Speier Defends Hecklers Who Shouted at Nielsen in Restaurant, Blames It on Trump

June 21, 2018

Rep. Jackie Speier (D., Calif.) on Wednesday defended protesters who shouted at Homeland Security Secretary Kirstjen Nielsen until she was forced to leave a restaurant Tuesday night.

CNN’s Erin Burnett asked Speier about the protesters, who were organized by the Metro D.C. Democratic Socialists of America to heckle Nielsen over the administration's immigration policy. Speier said the protest was "probably spontaneous."

"What happened there was probably spontaneous. Those weren't progressives; those were just people who are disgusted by the way the administration has thought it was okay to separate parents and their children," Speier said.

The heckling was not spontaneous, according to the New York Times, which reported that the socialist group came to the restaurant after finding out Nielsen was there.

After Burnett pressed Speier on whether heckling people at private restaurants was acceptable, the congresswoman blamed President Donald Trump.

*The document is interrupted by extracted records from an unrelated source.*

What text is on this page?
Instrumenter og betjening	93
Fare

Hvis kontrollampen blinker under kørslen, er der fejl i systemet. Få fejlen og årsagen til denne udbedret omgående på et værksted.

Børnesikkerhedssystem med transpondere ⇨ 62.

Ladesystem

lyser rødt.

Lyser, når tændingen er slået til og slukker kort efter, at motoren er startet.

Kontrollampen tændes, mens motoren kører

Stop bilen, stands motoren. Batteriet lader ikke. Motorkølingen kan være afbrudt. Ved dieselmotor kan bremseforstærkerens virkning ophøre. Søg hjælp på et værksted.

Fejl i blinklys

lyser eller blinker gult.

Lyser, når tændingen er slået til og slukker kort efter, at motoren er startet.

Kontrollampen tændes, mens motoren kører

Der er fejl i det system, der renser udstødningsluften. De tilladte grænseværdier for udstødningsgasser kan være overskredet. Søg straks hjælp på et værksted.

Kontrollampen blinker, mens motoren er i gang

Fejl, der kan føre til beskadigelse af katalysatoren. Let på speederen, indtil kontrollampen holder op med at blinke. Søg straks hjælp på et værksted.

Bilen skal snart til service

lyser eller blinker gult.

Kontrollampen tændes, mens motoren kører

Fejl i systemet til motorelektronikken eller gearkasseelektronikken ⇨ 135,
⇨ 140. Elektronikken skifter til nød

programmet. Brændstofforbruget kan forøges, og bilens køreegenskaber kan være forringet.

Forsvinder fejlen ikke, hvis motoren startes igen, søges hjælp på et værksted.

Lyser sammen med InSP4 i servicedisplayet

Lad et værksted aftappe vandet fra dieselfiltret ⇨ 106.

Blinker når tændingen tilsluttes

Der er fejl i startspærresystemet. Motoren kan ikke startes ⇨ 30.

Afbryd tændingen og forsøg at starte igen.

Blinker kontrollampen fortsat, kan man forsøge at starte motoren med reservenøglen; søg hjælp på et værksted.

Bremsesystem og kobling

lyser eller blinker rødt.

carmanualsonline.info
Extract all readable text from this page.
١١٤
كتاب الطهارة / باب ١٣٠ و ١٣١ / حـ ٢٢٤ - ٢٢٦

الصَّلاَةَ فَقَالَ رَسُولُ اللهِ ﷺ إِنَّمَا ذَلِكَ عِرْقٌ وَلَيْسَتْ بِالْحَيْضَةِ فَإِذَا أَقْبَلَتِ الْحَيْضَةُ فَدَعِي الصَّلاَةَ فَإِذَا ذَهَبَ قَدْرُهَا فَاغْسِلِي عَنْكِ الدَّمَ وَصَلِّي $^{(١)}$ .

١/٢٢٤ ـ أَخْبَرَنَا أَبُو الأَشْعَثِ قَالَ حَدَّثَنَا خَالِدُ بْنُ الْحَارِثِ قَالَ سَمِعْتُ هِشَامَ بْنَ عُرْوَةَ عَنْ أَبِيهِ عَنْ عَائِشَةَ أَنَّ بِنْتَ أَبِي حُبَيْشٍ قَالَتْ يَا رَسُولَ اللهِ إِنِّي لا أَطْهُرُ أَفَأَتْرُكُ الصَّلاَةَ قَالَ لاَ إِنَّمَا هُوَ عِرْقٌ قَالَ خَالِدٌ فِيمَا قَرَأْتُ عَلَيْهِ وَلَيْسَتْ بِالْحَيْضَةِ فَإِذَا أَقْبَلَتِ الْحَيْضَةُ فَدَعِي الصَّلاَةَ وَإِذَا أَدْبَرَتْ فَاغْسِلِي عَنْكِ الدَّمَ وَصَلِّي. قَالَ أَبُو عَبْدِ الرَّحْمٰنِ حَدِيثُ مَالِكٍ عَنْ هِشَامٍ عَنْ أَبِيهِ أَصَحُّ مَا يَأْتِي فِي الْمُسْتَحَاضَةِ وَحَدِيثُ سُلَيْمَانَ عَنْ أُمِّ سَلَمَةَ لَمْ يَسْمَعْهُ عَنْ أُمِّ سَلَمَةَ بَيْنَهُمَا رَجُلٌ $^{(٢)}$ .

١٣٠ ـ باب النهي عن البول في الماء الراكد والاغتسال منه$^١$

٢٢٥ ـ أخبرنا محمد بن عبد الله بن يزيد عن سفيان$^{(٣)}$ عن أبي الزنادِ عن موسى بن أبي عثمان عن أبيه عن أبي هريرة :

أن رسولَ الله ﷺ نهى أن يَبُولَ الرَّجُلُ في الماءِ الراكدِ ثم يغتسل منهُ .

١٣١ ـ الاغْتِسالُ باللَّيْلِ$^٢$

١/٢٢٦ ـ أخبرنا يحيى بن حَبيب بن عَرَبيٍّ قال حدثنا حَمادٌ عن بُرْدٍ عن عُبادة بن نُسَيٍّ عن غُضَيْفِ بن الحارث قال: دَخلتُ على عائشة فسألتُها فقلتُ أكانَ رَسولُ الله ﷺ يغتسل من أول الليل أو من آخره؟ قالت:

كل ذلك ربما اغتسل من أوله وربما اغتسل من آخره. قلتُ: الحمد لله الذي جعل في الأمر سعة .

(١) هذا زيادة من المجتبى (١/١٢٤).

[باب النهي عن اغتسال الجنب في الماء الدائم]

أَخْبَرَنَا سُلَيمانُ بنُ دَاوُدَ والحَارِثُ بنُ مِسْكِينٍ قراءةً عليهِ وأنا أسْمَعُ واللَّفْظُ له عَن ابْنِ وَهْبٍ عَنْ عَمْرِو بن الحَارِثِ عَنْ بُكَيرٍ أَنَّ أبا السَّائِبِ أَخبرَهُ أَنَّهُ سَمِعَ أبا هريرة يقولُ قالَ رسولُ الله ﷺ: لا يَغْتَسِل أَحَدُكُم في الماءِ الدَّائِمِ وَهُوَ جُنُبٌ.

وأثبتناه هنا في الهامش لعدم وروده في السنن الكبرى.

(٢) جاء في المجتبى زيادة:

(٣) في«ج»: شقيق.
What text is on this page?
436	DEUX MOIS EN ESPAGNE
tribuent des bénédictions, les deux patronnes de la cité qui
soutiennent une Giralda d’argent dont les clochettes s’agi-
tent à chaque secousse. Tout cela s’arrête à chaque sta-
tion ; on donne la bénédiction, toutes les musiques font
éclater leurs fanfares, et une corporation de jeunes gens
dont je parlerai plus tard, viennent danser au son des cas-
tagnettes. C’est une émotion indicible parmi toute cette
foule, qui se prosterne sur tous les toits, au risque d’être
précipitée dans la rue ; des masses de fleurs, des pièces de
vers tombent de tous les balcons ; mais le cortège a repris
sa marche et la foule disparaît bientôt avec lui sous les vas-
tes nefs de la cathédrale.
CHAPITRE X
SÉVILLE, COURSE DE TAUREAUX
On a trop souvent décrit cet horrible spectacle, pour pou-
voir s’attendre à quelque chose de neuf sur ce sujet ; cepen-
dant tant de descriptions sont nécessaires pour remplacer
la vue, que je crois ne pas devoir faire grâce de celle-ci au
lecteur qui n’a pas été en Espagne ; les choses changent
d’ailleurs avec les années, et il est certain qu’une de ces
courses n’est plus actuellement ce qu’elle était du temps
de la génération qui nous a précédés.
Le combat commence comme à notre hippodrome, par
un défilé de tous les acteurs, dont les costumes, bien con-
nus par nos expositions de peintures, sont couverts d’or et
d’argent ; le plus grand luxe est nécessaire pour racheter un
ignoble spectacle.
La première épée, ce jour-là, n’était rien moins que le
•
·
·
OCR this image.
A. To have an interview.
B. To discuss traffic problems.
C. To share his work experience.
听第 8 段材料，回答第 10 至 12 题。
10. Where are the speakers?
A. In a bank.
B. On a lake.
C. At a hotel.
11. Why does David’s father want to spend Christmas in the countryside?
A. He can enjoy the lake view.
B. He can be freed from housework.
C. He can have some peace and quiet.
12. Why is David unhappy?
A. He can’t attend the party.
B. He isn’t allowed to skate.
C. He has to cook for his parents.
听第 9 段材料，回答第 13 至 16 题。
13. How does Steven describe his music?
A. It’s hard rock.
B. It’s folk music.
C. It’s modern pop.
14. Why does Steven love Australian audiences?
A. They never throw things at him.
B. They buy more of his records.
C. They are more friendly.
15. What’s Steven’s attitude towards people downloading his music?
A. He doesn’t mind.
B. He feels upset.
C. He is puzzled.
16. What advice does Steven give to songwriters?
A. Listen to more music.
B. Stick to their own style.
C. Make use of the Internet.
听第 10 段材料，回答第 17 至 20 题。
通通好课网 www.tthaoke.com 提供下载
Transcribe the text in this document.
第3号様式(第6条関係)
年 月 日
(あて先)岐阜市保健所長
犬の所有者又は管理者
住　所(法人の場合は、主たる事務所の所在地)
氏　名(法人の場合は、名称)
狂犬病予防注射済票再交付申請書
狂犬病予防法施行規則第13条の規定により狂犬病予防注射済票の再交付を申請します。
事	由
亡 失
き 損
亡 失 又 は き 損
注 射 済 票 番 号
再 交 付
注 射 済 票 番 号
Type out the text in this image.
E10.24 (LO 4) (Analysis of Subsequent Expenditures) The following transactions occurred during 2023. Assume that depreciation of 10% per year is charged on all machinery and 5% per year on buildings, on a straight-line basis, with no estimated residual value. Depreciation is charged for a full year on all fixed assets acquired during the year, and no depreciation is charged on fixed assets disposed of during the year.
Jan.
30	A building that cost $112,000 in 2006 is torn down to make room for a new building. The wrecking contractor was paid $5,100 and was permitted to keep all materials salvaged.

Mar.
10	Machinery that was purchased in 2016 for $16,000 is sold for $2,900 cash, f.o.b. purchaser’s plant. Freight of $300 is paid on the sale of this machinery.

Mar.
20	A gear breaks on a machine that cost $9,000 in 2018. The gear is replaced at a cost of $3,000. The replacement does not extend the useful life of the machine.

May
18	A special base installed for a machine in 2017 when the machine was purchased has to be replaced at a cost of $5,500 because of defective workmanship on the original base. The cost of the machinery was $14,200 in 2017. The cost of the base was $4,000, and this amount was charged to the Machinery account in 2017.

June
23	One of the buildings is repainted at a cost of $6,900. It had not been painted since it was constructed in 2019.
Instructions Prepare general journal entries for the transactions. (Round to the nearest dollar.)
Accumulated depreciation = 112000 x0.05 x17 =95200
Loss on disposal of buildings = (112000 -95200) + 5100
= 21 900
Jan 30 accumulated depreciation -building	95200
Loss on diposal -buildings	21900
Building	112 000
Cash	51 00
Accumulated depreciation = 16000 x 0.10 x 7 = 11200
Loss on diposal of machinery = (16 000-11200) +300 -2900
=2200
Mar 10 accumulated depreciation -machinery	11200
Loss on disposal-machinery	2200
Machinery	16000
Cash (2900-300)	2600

"I suppose everyone has the right to have dinner wherever they want," Speier said. "And I can't speak to whether that was spontaneous from people that were in the restaurant or if people followed her there. I don't know the facts and the situation."

Speier argued that it was Trump’s fault that people would have such a "reaction" to his "hate."

"If you foment hate as the president does on a daily basis, in his base, it also creates a reaction by others," Speier said.

She went on to say that Americans look bad to those around the world because the administration is setting the tone.

"We need to recognize that if want to be known as something other than ugly Americans, we have got to act like beautiful Americans," Speier said. "Right now, that's not coming out of the the administration."

Nielsen has been a vocal defender of Trump’s zero-tolerance policy of prosecuting border crossers. The separation of children from families became a contentious issue, leading Trump to sign an executive order calling for families to be detained together during the processing of immigration cases.